我们乘坐的大巴车从东兰县出发不久,就一直在围着一座山行驶,每隔几十米就有一个弯,在路上很少看到其他车辆,偶尔看到的也是当地的车。他们熟悉路况,开得很快,一下子就不见了,我们的大巴车转到山顶的时候已经接近中午了。大家以为下山很快,没想到下山更难,因为下山也是几十米就一个弯,司机师傅必须一直点踩刹车。
大巴车从山顶往山下行驶了不到一个小时,大家就闻到了一股橡胶烧焦的味道。起初,大家还以为是山里在烧什么东西,直到焦味越来越浓,司机才从后视镜中发现大巴车的两个后轮冒起了浓烟,就立即靠边停车。
这时,坐在司机旁边的战士也发现不对劲儿,同样坐在车上、昏昏欲睡的我们,看到边上冒起的浓烟,都惊出了一身冷汗。司机很冷静地叫我们赶快下车,并告诉我们轮胎冒烟是长时间踩刹车引起的。如果不马上给轮胎浇水降温,就会引发火灾事故。于是,司机提水给车轮冲水降温。有了这次经历后,大家就特别留意,每隔一段时间就提醒司机给车轮浇水降温,直到下午三点多,我们才赶到天峨县。
大水牛撞车
一九九六年七月,当时我还在武警广西总队政治部文工团工作,团长安排我随团赴基层慰问演出。一天,我们在河池市罗城仫佬族自治县慰问演出,演出结束后前往柳州市融水苗族自治县。

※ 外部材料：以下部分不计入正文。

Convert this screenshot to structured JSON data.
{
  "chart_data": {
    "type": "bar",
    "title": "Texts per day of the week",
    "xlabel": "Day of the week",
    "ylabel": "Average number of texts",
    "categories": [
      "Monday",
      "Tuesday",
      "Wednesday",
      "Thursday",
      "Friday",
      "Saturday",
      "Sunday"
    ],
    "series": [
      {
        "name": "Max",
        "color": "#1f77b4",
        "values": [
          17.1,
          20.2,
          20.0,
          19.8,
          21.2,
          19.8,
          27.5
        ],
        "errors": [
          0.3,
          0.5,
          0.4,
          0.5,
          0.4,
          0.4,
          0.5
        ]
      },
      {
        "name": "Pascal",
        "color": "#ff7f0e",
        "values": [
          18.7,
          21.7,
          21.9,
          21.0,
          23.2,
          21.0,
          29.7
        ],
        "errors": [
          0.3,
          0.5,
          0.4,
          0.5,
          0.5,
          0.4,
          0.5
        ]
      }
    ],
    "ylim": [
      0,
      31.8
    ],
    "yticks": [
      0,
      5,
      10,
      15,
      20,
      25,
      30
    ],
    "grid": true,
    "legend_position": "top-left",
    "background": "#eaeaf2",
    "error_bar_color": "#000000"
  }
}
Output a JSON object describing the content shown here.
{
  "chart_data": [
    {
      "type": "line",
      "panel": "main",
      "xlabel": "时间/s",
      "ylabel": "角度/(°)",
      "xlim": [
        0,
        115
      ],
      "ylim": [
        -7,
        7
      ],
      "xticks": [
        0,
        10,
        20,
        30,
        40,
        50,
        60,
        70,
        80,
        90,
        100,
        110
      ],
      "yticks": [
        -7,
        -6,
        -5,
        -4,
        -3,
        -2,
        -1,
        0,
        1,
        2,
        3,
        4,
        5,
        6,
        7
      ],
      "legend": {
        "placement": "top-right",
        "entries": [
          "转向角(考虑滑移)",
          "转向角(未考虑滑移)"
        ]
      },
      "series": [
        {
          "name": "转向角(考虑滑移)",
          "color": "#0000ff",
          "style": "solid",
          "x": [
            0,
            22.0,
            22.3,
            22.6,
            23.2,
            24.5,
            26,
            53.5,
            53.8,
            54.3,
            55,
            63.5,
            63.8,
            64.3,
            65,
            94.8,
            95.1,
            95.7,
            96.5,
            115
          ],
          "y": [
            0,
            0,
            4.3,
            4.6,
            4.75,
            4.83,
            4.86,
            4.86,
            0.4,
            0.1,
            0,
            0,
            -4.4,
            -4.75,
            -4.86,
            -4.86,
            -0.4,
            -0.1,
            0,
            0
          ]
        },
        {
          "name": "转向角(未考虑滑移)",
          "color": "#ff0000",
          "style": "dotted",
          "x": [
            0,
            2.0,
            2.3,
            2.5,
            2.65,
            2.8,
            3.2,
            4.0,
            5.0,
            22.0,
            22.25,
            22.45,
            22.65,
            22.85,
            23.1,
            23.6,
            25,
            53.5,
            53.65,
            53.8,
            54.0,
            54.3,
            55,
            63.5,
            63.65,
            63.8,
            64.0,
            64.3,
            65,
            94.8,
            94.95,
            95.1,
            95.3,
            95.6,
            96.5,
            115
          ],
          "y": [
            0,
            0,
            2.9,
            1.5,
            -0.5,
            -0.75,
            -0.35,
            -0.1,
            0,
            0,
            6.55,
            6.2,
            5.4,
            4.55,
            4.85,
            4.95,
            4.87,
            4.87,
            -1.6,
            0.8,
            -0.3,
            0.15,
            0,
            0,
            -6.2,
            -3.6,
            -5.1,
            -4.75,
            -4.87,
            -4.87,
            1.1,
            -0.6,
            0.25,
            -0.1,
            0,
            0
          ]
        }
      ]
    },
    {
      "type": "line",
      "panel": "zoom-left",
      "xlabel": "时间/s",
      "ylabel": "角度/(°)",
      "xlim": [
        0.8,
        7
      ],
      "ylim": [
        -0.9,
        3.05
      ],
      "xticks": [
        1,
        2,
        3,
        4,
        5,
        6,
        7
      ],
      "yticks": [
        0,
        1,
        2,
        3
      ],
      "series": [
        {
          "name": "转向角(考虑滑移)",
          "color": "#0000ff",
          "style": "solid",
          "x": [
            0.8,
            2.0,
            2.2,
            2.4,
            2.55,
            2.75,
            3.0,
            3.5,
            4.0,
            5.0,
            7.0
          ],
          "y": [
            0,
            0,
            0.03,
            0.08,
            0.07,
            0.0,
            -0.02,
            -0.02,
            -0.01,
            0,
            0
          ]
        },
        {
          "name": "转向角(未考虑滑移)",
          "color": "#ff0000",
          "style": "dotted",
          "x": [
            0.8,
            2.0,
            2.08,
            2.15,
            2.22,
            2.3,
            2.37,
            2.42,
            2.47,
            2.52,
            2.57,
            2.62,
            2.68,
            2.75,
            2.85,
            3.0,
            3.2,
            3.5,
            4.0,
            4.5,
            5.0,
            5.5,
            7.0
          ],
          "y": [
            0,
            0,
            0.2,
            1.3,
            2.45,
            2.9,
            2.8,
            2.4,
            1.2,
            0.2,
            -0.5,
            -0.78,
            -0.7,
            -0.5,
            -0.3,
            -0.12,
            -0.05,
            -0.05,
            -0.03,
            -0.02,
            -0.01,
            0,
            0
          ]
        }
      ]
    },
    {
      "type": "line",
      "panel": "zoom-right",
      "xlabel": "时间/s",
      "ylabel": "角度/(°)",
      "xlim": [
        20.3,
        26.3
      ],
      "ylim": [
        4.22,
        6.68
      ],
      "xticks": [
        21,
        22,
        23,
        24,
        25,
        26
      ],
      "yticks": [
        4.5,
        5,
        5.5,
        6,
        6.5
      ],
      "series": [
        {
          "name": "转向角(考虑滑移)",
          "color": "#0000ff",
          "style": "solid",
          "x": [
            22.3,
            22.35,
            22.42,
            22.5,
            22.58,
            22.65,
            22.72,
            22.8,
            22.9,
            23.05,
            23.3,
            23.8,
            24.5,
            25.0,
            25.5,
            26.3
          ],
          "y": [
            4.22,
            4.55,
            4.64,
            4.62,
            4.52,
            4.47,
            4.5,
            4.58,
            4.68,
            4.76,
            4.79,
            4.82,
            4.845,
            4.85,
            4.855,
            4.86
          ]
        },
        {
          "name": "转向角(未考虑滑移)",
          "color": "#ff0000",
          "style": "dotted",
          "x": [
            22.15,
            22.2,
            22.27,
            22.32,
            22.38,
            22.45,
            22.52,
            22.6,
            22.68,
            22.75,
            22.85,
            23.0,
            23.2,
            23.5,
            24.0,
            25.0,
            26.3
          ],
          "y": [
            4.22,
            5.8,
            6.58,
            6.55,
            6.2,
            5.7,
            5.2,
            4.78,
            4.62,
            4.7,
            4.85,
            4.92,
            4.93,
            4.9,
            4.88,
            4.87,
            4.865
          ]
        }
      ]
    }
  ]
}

当时,罗城到融水的公路不算宽,还是三级公路。我们慰问演出队共有三辆车,我和带队首长坐前面的越野车,演职员坐的大巴车随后,装道具的东风大卡车走在最后。行至罗城小长安镇,快要进入柳州融水地界时,一头大水牛不知道是受到惊吓还是什么原因,突然从公路左侧的山坡上低着头直冲下来,我暗叫一声,糟糕!因为距离太近,越野车司机根本来不及反应,坐在车上的我们只能眼睁睁地看着它撞上来,只希望它不要把车撞翻。
果然,大水牛低着头直接撞到了越野车的车头,然后停了下来,车辆颤动了一下也停了下来,我们暗自庆幸车子没有被大水牛撞翻。大水牛可能发现自己闯祸了,看到我们下车它就赶紧跑了,我们看到大水牛没事,也就放心了。我们下车后发现,除了车头左侧被大水牛角撞得凹进去一大块,并没有其他问题,一时也找不到牛主人,我们又急着赶路,只好自认倒霉,自己掏钱修理车辆了。
二十余年的采访生涯,既有说不完的艰难困苦,也有数不清的快乐时光,这些片段时常在我的脑海中闪现,有些渐行渐远,有些终生难忘。未来的路还很长很长,像采访路上一样,有阳光、亦有风雨,有康庄大道,亦有坎坷。但无论怎样,我都会坦然面对,不忘初心,踔厉前行!